Rep. Brady says Obama gave 'free pass' to Hollywood on gun violence
Rep. Kevin Brady (R-Texas) on Thursday accused President Obama of giving Hollywood a "free pass" this week by failing to recommend any steps to curb gun violence in movies or television shows.
After an emotional press conference with children who wrote to him about the need to reduce gun violence, Obama signed 23 executive actions this week. But these actions focused on things like beefing up data sharing on gun sales and the mental health aspects of gun violence — not gun violence in the media, as some had anticipated.
"He gave his coziest Hollywood contributors a free pass," Brady told KTRH radio in Houston. "And if there's one industry I think that makes the most money off of glorifying violence, it's that industry."
Brady said that in his experience, it is easier for him and his wife to patrol violence in video games, but that violence on television is much more difficult to monitor.
"TV, movies, I mean, the violence is everywhere, and we can't get to the remote fast enough in some of these cases," he said.
Brady also charged that Obama's decision to exempt Hollywood from the issue shows that the president is continuing to treat his supporters differently than those who oppose him.
"He goes after and treats Republican states much differently than he treats the Democratic states," he said. "I think that's one of the frustrations of many of us ... he is rarely a president that applies laws equally or actions equally across this country."
Obama has asked Congress to reinstate the assault weapons ban, prevent the sale of ammunition magazines that hold more than 10 rounds and require criminal background checks for all gun sales.
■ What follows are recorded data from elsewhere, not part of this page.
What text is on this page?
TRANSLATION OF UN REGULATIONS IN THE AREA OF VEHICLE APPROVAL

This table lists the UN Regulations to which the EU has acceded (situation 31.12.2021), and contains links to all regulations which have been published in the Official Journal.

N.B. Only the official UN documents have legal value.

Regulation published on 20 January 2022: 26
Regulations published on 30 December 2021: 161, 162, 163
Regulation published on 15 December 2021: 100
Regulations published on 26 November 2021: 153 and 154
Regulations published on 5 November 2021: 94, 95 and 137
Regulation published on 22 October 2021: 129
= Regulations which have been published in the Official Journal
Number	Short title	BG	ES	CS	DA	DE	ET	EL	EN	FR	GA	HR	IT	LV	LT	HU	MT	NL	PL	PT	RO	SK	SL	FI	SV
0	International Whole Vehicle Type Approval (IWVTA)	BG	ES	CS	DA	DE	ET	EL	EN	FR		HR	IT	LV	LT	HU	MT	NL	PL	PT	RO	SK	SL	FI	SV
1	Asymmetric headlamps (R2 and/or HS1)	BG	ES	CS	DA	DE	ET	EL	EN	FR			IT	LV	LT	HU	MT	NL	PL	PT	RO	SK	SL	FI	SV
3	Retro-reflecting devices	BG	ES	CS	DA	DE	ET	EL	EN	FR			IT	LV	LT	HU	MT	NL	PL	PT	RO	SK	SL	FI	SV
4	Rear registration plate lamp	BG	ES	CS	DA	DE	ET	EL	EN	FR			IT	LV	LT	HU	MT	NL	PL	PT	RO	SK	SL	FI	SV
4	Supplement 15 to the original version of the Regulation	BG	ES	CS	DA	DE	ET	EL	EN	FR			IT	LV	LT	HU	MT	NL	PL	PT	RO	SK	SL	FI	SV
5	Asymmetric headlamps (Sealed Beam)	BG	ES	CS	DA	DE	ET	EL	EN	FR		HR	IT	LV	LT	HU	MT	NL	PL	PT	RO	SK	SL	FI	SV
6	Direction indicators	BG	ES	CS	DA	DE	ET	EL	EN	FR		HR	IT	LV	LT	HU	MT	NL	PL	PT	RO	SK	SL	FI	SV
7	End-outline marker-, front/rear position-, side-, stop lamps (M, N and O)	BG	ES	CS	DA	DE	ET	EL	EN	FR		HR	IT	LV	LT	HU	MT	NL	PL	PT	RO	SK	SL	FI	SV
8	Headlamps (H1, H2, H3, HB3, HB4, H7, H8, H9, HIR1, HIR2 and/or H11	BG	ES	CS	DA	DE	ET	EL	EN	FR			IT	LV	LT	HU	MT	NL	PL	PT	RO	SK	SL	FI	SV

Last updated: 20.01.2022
But Brady said said these proposals would mostly affect legal, law-abiding gun owners.
"There is a culture of violence in America. It's not coming from our sportsmen, our hunters, our gun collectors, those who have guns for personal safety. That's not where the problem is."
Brady also predicted that Obama's proposals would fail in the House, thanks in part to help from Democrats.
"I'm confident that we will stop these gun control proposals in Congress," he said. "I think we will get Democratic support for it."